Rapid COVID tests were offered at the entrance, in full awareness that the pandemic prevails and that live events are the exception, not the rule.
For anyone immersed in the new fashion ritual of zoom previews and interviews, a real live runway show was a reminder of what has been mostly missing — energy, the swish of textiles, the gasp of novelty — since local transmission of the virus was first detected outside of Asia near Milan just over one year ago, during runway previews for Fall-Winter 2020-21.
Del Core tapped his experience as Gucci events designer, focused on one-off creations for VIPs and red-carpet stars, and his love of nature for the launch of his “Collection 0” that was strong on sculptural drama and looks that demand notice.
Would-be tuxedo tails were slightly off kilter, the tail creating asymmetrical line down the side of jackets. Feather-heeled sandals peeped from beneath trousers.

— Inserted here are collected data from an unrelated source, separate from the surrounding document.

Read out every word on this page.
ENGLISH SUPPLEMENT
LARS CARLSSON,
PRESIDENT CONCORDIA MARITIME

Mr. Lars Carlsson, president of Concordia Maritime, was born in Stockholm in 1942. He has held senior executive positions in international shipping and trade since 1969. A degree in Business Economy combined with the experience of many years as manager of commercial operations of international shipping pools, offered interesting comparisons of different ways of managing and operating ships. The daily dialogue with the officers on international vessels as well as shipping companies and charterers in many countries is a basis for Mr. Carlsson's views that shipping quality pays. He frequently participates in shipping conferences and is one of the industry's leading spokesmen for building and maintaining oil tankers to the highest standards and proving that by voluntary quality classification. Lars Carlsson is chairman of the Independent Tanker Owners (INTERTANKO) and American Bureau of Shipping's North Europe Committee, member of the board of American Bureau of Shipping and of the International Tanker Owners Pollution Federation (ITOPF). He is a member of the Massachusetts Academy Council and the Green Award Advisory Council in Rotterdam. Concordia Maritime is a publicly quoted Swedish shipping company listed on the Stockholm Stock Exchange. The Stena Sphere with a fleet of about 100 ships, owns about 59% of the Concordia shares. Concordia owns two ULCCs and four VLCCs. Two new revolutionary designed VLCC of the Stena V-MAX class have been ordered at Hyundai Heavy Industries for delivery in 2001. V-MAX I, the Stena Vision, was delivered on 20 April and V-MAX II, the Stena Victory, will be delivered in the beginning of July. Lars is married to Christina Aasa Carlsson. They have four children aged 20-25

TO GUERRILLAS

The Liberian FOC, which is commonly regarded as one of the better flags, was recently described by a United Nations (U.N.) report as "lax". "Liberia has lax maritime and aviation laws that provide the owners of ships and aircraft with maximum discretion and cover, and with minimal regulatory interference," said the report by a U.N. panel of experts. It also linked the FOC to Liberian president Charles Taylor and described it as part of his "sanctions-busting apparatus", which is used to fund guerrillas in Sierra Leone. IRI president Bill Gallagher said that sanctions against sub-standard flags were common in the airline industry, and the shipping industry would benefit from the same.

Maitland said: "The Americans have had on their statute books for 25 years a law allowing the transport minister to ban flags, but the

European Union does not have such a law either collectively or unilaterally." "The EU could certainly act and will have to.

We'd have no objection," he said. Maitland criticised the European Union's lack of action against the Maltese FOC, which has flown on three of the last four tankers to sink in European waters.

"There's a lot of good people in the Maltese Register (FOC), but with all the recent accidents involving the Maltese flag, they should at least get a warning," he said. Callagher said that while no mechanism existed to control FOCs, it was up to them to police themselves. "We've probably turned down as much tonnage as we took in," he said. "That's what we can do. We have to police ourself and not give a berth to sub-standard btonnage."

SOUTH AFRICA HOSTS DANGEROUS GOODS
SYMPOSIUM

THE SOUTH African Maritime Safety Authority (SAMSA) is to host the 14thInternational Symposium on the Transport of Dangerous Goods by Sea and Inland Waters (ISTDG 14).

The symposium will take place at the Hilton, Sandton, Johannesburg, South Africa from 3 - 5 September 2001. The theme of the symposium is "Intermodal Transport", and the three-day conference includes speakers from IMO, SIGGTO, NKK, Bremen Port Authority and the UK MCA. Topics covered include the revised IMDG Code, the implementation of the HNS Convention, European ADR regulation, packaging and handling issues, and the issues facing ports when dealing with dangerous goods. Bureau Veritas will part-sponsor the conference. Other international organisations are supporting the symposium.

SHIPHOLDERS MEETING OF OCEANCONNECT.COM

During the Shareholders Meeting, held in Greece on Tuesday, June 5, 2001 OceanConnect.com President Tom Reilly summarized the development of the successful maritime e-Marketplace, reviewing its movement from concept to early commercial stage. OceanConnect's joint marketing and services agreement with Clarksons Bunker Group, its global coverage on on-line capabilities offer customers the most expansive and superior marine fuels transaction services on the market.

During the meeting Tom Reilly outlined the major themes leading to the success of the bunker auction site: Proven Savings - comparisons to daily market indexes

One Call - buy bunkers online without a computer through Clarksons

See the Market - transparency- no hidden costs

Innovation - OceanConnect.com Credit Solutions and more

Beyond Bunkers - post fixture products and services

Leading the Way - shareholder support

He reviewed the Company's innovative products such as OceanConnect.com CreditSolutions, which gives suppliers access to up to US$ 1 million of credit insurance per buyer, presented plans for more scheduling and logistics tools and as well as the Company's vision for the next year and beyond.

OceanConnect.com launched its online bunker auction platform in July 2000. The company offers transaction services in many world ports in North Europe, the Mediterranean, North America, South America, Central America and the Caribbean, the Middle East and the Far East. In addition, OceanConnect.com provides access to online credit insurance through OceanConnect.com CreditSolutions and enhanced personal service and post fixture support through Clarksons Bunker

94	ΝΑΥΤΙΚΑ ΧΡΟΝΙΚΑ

Belted, the jacket became a minidress, worn with lace fishnet stockings. Strappy tops were laced up the side, worn over miniskirts. The oversized bow of a suit jacket tied prettily next to the cheek. The ready-to-wear palate was rigorously monotone, in strong shades including tangerine, lavender, teal and black.
Japanese culture received more than a few nods, with a kimono mini, a frontal Obi belted jacket and leg-revealing botanical print dress in silk, finished generously with feathery wisps. Fantastical eyewear included single-lens colored shields, and platform sandals appeared to be covered with creeping organic matter, effects that were part sci-fi, part Harajuku.
“Mutant glamour,” the collection notes called it.
The mood grew increasingly intense with evening wear, with sculptural details including a velvet bubble ruffle on an off-shoulder dress, giant ruffled and bell-shaped sleeves like a mushroom on a crystal-encrusted dress. Accordion pleats created a cape-like effect on a tightly fitted dress, layered with lace. Circular pleated fans bloomed from the bodice of a pleated number like so many lily pads.
“A merging of human savoir-faire and the splendor of mother nature ignites the re-emergence into the natural through the deftly man-made, in luscious fabrications of silk, wool, taffetas, brocade, jacquard and fil coupe,’’ the collection notes said.
Seemingly stunned by what he had accomplished, the 32-year-old designer was too emotional to do more than exchange greetings back stage, and wipe back tears.
“Beauty is not static,” his collection notes conclude.